A rampa por trás do número é real. Os dados compilados pelo CnEVPost põem as entregas do GX em 284 em maio, 6.739 em junho e 7.140 em julho, somando 14.163 até o fim de julho. Chegar a 20.000 em 31 de agosto significa que pelo menos 5.837 saíram em agosto, ou 81,8% do número de julho com o mês ainda não fechado.
A Fatia Subiu Porque O Total Caiu
A Xpeng diz que o GX respondeu por 18,8% de suas entregas em julho, acima dos 16,8% de junho, e apresenta isso como a contribuição do carro-chefe crescendo. Faça a conta ao contrário e aparece outra coisa.
Se 7.140 entregas do GX foram 18,8% de julho, o total da Xpeng no mês ficou perto de 38.000. Se 6.739 foram 16,8% de junho, o total de junho ficou perto de 40.100. Os dois percentuais estão arredondados em uma casa decimal, então trate os valores como aproximações, mas a direção sobrevive ao arredondamento: as entregas totais da Xpeng caíram algo como 2.000 unidades entre junho e julho enquanto a fatia do GX dentro delas subiu dois pontos.

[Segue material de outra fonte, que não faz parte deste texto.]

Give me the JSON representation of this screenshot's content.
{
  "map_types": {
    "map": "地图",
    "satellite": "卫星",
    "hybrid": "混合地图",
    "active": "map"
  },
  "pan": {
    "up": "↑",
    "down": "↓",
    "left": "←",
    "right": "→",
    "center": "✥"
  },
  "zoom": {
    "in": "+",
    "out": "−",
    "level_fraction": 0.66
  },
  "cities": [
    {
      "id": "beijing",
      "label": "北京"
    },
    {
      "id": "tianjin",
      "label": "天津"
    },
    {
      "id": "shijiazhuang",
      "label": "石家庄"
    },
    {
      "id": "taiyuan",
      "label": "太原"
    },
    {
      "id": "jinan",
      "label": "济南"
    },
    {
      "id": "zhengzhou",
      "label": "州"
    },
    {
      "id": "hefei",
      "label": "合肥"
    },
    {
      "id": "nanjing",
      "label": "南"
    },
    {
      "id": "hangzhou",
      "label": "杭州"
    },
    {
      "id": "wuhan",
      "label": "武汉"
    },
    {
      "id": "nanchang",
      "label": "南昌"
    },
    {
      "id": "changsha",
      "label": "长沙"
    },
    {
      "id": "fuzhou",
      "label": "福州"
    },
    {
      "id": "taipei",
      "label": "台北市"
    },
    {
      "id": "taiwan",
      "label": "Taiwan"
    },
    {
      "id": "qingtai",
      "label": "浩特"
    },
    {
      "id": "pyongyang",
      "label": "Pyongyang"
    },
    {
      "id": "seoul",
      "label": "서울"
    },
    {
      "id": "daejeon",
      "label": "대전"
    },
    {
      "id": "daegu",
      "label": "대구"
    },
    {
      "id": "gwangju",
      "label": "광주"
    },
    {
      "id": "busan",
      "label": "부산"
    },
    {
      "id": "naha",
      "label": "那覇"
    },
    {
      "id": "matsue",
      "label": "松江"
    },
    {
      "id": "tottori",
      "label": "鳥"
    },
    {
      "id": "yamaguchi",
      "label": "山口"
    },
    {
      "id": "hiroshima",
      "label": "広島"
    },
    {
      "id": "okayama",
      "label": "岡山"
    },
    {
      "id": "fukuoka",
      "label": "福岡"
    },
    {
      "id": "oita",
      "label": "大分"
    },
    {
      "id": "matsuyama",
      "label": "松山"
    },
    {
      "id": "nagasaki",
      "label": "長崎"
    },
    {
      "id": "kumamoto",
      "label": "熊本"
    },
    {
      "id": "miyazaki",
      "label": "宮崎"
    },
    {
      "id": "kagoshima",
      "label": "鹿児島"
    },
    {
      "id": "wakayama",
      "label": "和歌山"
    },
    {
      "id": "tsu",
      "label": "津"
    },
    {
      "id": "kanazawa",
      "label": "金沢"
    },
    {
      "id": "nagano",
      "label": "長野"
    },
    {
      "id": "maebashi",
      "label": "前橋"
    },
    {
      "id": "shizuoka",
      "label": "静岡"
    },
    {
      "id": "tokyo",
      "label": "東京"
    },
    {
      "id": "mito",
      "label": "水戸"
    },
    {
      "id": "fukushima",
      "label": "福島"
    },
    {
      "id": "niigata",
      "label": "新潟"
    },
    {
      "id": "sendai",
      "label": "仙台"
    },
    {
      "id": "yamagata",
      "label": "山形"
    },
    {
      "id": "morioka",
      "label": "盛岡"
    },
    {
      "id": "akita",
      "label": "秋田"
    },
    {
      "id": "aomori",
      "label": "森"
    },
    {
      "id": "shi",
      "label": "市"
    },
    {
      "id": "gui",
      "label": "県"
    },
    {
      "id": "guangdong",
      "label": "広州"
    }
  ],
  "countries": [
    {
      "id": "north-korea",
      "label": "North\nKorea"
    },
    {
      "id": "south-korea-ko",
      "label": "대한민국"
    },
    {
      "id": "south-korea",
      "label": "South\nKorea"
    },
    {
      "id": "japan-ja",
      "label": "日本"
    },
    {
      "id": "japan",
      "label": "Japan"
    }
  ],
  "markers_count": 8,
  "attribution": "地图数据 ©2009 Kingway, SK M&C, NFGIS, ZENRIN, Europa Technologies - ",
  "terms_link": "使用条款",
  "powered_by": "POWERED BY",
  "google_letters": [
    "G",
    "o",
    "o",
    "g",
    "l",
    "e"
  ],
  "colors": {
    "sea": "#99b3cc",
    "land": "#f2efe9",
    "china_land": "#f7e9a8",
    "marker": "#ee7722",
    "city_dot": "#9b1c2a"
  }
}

Esse é o número que o anúncio do marco deixa de fora. O GX não está tanto elevando o volume da Xpeng quanto substituindo uma parte dele.
A Carteira De Pedidos Chegou Mais Rápido Que A Fábrica
O GX registrou 24.863 pedidos firmes nas primeiras 12 horas, mais de 80% deles na versão de topo Ultra Flagship. Essa concentração foi o que quebrou o cronograma. Em junho a espera pela Ultra Flagship 100% elétrica já chegava a 35 semanas, e a Xpeng estava acrescentando moldes e linhas de produção de componentes-chave para recuperar terreno.
Mais de três meses depois, os 20.000 carros entregues ainda não cobriram os pedidos feitos no dia do lançamento. A Xpeng passou toda a vida do GX até aqui vencendo uma fila que encheu em meio dia.
O Que O Carro É De Fato
O GX é um SUV de tamanho grande e seis lugares, com mais de 5,2 metros, partindo de 269.800 yuans (39.780 dólares) com incentivos por tempo limitado contra uma tabela oficial de 279.800 a 359.800 yuans. Esse preço de entrada fica perto do Onvo L90, da Nio, e bem abaixo dos 399.800 yuans que a Xpeng anunciou na pré-venda, uma diferença de 130.000 yuans entre o que a empresa pediu primeiro e o que cobra agora.
São duas motorizações. A versão 100% elétrica declara até 750 km CLTC e aceita carga 5C. A de autonomia estendida faz 430 km só de bateria e 1.585 km com tanque cheio e carga cheia.
Steer-by-wire e esterçamento traseiro ativo derrubam o raio de giro para 5,4 metros, o que para um carro desse comprimento é a alegação de engenharia mais interessante do que qualquer um dos números de autonomia. As versões mais caras trazem três chips Turing de IA desenvolvidos pela própria Xpeng, somando 2.250 TOPS, e rodam a assistência à condução só com câmeras, sem LiDAR. Isso coloca a Xpeng no lado oposto do argumento em relação a quase todo rival premium chinês que lança neste mês, vários deles instalando quatro unidades LiDAR e comprando a pilha de software da Huawei.
A Xpeng lança o G9L em setembro e o Mona L05 no quarto trimestre, e já disse que mira 60.000 entregas por mês. Contra um total de julho perto de 38.000, essa é a distância que os dois próximos carros têm de fechar.